很快,股股暖流不断滑入体内,一种前所未有的撕裂感涌进身体。
“殿下,她不过一区区婢女怎配得上您耗费自己多年来苦修的内力!”
“无妨,我自有谋算,你先出去吧。”
“殿下!”
“十三,我不想再说第二遍,去做你该做的事。”
我不知道这二人如何争吵 ,只拼命挣扎着想要抓住那些梦境碎片,不愿离开。但那股力量越来越强,越来越多,直到我完全抵挡不住。
一切都扭曲了。
“醒过来,再不醒会死,你甘心吗?”
熟悉的男声在耳畔响起,一遍又一遍质问着我。
我真的甘心吗?
甘心就这样死了?我还没有报仇,还没有洗刷母妃的冤屈,还没有揭穿他们兄妹的罪行,不,我不能死,不能就这么轻飘飘地死了!绝不能!
梦该醒了。
满腔恨意不断上涌,逼得我终于睁开了眼睛。
烛台上的蜡烛悠悠燃烧,映得四周一片明亮。我醒来瞧见的第一个人竟然是空桑席尘。
男人面色苍白,眼神却透着几分尚未掩去的后怕。
他没说话,似是松了一口气,悄然将手收回。
待我再细看之时,便只余满眼的疲倦似波澜不惊的湖水,一丝一毫的情绪也看不出来。
“你中了蛇毒,险些丧命。”
我想要回应,可嗓子却干疼地说不出话来。
“罢了,这几日先好好休息。”
只留下这样一句话男人就离开了营帐,声音带着淡淡冷峻,虽然不显,但我还是察觉到了空桑席尘的不悦。
也许是怪我没把妙人带回来吧。
我侧了侧头,瞧见只飞蛾正不断扑向烛台上的一缕极微火焰,它的身体在火焰边缘徘徊,翅膀偶尔被火星触碰到,冒出丝丝幽蓝青烟。
飞蛾扑火……
空桑席尘,你也会同这般愚劣之物一样么?
许是大难不死必有后福,不知为何,中了蛇毒痊愈之后我的身体反比从前好上不少,往日晦涩难学的功法近些时日学起来也得心应手,没有丝毫阻涩。

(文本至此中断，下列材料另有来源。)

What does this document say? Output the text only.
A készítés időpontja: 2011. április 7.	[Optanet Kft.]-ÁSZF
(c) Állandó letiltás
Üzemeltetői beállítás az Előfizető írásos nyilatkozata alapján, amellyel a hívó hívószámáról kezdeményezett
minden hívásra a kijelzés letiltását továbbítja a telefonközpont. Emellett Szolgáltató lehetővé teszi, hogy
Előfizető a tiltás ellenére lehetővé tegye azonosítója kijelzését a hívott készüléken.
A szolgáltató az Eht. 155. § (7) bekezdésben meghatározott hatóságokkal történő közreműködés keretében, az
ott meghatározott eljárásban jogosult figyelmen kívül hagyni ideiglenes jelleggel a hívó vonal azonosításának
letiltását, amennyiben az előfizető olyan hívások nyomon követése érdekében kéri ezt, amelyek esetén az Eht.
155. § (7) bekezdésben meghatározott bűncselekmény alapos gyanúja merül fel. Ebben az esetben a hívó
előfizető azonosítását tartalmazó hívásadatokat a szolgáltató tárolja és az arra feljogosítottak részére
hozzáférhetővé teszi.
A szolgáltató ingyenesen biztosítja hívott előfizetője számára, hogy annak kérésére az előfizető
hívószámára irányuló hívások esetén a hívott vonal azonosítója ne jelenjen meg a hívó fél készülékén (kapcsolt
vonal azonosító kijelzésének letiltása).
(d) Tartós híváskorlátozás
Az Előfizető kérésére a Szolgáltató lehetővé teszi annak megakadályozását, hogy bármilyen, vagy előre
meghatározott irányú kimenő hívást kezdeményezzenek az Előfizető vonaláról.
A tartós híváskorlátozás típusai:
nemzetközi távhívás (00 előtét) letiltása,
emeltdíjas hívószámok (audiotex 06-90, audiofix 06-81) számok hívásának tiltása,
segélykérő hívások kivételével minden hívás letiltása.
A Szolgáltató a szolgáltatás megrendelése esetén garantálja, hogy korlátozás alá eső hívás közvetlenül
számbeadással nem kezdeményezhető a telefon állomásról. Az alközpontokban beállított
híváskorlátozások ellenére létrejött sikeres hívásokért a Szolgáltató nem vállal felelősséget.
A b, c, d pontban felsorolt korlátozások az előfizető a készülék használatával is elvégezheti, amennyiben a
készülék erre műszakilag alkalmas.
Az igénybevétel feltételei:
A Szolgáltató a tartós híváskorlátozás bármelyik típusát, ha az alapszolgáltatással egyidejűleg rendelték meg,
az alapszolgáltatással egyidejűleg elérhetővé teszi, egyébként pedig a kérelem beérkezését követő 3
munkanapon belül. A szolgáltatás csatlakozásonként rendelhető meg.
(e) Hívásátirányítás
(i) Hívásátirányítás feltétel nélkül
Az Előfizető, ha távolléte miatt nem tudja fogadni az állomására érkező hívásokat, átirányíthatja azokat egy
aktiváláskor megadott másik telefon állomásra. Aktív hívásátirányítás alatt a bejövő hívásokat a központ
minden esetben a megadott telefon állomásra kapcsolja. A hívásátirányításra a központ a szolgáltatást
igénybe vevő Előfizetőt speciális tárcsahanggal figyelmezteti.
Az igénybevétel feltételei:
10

卧在床榻上那几日是婉心在照顾我,不过应当是被那人差使过来的,她眼底青黑,很是憔悴。
我一直在等她问我,可好几日她都只是安分做着自己的事,对妙人之事闭口不提。
直到那天晚上,她终于开口了,声音有些哑。
“妙人,为何没有回来?”
我早备好说辞,只道是在满茈沙漠里迷了路,妙人意外落入流沙,我也被困在沙漠里好几天才走出来,还险些中了蛇毒丧命。
没想到她听完却情绪激动地立马质问我。
“你胡说!你们离开了足足七天,你若是真迷了路身上的干粮和水早就用光了,怎么可能活着走出来。”

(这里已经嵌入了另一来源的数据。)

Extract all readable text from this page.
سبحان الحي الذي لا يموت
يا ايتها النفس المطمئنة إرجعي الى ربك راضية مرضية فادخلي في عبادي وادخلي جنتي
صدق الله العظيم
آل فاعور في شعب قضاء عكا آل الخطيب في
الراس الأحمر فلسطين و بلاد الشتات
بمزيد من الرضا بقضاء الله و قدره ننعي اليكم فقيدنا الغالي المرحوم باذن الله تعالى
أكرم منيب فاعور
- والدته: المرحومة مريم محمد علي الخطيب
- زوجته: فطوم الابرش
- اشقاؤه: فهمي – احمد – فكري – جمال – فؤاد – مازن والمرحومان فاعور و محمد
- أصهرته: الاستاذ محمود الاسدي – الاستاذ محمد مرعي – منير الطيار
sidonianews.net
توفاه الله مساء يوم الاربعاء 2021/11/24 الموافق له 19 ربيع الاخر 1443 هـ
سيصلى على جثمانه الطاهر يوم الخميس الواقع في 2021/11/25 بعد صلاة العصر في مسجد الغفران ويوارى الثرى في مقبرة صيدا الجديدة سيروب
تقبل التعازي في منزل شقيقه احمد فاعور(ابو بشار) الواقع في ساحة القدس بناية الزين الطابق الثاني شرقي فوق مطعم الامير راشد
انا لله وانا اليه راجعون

“我在路上发现了一些其它人剩下的水壶。”在满茈沙漠里死的人可不少,我捡到些水也不算出奇。
“就算如此,妙人也绝对不可能落入流沙,一定是你,是你害死了她。”她狠狠地盯着我,语气十分笃定,居然红了眼睛。
我惊讶她的敏锐,但这太反常了,她怎会这般肯定是我害了妙人。
毕竟沙漠本就危险,发生意外并不少见。
“是你出的主意?”
“不是我,我怎么可能知道那里有流沙!”
面前女子手指无意识地纠缠在一起,神色慌张,下意识就吼出了声,极力否认,声音里还带着颤抖。
此话一出空气立马静默了几瞬。
“我从没说这主意是关于流沙。婉心,你果然是幕后主使,是你害死了妙人,现在又何必假惺惺来质问我。”
婉心坐在榻前久未答话。
她只低着头,指尖微颤,试图抑制内心的崩溃,待再抬头时,竟是泪流满面。
“我没有…妙人怎么会死了,死的人是你才对,我明明告诉了她流沙的位置,怎么会这样,怪我…”
她自言自语着,倒是有些疯魔。
我从未见过婉心如此悲恸,带着极深的悔意,情绪复杂得倒让我有些看不明白。
正想着,她又突然缓了情绪,平静地向我道来一段关于她和妙人的往事……
“我本唤石三娘,是一个商户之女,家中早些年还算殷实。十六岁那年,父亲因赌博欠了债被人打死,我平日虽恨他,但当听到他人没了的那一刻还是觉得五雷轰顶,从此世间独剩我一人。”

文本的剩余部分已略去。